Detail from Lawes’ edition of “Fairburns Abstract of the New Metropolitan Police Act, Passed June 19th, 1829...”
From the Fall 2014 newsletter
New York Police Commissioner William Bratton has consistently stated that he follows Sir Robert Peel’s nine principles of policing. These ethical standards of policing were set forth in early nineteenth century England and include the idea of community policing, the proper use of force, the protection of citizens, and proper and civilized ways that the police interact with the public. Peel, the “father of modern policing,” was Prime Minister of Great Britain twice and a politician and statesman all of his life.

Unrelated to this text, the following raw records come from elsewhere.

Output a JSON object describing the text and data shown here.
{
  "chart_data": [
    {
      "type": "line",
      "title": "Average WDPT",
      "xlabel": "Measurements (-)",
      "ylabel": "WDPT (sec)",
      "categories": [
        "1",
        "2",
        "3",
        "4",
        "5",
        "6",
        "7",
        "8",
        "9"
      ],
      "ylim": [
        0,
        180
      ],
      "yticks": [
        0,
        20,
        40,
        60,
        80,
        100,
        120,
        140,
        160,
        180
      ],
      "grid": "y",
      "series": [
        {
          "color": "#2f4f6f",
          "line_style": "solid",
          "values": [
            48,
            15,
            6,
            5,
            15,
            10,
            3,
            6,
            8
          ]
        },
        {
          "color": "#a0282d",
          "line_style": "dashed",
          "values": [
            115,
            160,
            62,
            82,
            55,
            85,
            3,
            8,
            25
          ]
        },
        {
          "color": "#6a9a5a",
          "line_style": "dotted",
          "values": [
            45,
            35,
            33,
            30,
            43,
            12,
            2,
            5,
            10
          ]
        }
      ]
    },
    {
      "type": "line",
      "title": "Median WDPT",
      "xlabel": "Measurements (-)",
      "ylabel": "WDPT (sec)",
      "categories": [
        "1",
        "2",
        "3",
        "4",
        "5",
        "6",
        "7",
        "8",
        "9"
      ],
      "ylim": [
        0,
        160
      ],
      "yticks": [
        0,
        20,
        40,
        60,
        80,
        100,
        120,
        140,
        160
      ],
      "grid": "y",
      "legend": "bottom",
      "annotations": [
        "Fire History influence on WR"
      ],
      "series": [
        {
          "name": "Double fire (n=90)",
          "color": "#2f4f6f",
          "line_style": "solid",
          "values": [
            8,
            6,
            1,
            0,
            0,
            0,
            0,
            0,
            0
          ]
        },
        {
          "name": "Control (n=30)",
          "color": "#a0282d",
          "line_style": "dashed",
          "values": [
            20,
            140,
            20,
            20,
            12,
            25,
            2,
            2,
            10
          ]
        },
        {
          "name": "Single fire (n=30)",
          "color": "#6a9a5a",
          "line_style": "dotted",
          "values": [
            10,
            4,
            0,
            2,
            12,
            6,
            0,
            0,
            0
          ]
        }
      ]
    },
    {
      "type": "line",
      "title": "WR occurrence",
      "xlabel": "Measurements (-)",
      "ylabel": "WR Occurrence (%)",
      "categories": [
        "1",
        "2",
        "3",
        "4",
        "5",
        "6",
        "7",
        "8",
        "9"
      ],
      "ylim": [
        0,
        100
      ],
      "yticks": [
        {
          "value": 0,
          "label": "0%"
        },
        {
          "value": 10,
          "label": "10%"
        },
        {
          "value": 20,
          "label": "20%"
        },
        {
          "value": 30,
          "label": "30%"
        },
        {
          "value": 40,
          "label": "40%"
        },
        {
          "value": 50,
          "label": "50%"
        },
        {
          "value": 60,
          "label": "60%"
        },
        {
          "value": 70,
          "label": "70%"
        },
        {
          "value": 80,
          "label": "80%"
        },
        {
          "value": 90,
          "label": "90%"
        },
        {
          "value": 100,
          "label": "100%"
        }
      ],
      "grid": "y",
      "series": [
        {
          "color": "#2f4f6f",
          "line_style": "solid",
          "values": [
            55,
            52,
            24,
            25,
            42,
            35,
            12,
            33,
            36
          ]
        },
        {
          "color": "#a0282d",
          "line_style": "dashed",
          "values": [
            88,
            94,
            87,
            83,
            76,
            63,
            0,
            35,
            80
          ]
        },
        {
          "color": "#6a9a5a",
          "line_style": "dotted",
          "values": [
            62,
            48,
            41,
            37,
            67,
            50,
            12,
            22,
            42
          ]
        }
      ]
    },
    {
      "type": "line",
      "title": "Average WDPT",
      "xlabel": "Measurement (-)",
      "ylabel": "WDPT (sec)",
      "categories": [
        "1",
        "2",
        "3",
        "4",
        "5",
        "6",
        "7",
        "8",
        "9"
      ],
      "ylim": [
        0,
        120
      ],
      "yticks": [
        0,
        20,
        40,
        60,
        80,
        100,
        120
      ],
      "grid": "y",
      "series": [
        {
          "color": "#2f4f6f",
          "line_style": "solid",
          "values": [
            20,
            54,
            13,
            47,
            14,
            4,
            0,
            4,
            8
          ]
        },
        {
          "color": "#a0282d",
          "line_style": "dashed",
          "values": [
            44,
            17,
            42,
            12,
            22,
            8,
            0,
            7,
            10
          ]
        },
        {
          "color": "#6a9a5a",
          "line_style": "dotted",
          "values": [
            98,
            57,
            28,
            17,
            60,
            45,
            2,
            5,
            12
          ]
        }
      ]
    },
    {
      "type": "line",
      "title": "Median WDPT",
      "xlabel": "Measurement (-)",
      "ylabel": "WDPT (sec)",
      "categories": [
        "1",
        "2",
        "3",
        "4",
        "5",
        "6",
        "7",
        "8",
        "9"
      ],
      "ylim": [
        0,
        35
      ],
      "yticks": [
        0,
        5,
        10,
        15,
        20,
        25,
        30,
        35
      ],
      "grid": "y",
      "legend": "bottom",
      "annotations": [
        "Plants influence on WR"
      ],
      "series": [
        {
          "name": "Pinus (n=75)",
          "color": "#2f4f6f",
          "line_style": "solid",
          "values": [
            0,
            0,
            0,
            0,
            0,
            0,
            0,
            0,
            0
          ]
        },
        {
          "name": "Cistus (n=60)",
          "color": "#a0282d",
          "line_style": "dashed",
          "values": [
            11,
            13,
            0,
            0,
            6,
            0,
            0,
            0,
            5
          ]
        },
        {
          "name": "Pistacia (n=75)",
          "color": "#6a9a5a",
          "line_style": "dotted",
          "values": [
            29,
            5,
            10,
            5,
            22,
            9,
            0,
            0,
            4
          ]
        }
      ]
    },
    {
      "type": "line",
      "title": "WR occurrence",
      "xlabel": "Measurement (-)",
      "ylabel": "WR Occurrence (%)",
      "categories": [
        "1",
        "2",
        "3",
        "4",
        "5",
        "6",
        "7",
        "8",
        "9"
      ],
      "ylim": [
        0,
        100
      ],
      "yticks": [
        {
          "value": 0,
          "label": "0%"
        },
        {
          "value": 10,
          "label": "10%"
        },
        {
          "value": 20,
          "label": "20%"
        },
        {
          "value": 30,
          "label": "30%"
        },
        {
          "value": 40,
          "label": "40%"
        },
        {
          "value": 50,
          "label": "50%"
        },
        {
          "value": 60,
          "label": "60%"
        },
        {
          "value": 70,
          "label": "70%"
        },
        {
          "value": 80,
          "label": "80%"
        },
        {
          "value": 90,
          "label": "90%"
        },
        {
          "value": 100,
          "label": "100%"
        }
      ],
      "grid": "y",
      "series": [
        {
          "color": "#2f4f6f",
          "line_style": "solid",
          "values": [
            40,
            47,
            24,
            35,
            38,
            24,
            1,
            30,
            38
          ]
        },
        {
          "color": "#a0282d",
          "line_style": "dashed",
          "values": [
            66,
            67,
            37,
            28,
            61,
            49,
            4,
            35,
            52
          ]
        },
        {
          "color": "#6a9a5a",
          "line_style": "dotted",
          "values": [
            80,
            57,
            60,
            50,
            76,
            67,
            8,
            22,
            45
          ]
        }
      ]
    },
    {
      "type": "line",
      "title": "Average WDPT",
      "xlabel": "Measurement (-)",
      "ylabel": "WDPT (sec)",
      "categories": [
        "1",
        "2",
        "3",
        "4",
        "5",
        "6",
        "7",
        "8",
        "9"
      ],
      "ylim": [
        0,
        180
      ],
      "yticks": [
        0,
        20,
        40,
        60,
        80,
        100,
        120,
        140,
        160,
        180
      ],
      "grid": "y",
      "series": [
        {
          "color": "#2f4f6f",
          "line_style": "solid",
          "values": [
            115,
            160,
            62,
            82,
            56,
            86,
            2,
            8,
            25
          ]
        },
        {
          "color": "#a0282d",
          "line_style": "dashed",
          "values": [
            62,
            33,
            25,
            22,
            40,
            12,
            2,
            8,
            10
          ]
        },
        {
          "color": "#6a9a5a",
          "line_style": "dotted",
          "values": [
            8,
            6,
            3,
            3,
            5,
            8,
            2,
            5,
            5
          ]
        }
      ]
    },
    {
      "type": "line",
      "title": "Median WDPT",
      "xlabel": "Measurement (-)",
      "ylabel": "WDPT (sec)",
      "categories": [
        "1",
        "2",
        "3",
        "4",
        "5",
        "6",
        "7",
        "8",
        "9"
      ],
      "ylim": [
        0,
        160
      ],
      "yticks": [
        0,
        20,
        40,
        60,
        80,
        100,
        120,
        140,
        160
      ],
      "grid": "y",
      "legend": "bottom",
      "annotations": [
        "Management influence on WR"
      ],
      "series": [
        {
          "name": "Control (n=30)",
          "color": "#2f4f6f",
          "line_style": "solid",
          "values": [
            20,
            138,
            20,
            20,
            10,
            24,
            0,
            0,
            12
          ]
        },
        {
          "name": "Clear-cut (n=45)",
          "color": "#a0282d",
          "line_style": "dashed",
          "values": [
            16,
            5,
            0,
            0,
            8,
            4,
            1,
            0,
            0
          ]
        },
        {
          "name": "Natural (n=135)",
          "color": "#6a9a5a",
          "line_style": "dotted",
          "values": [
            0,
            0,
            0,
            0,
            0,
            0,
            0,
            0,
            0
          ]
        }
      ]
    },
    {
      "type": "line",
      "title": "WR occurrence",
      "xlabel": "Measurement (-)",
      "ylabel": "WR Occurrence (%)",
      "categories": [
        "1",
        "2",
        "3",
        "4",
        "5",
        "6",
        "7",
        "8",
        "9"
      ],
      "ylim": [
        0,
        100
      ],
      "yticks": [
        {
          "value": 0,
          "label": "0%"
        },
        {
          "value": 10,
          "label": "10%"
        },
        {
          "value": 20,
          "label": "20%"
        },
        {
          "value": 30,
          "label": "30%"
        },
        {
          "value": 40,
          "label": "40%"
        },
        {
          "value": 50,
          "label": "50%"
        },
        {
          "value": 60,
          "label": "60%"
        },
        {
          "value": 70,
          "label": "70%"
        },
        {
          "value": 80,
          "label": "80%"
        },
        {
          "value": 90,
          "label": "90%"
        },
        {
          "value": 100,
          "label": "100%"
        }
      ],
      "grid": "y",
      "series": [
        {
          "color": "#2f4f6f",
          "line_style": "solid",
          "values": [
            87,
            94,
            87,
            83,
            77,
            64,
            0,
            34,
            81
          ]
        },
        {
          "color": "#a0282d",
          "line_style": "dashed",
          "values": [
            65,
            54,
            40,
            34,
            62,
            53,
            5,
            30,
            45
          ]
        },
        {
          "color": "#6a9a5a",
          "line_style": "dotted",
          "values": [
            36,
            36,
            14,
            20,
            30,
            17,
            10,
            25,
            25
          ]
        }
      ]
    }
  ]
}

Peel created London’s police force in 1829. The first police were almost immediately termed “Bobbies” or less generously, “Peelers.” The creation of the police force was promulgated in “The Metropolitan Police Act of 1829.” This information is not new to historians of England or of the police. But we have found in the Warden Lewis Lawes of Sing Sing Archives in the Lloyd Sealy Library a unique “grangerized” edition of “Fairburns Abstract of the New Metropolitan Police Act, Passed June 19th, 1829...” This is an extra-illustrated copy of a common pamphlet. The term “grangerize” comes from James Granger (1723-76), whose five-volume Biographical History of England included many blank leaves so purchasers could illustrate the volume to their own liking. The technique was used as early as the 17th century, but the term “grangerized” stuck. Our fascinating copy includes Warden Lawes’s bookplate (with the prison librarian bearing Lawes’s likeness), a manuscript from Peel, an illustration of a “Metropolitan Police Man,”, five steel engravings of Peel, and a colored engraving of a “Bobbie” questioning a young street urchin that he accuses of loitering (left). This outstanding little book illustrates once again the treasures found in the Special Collections Division of the Lloyd Sealy Library.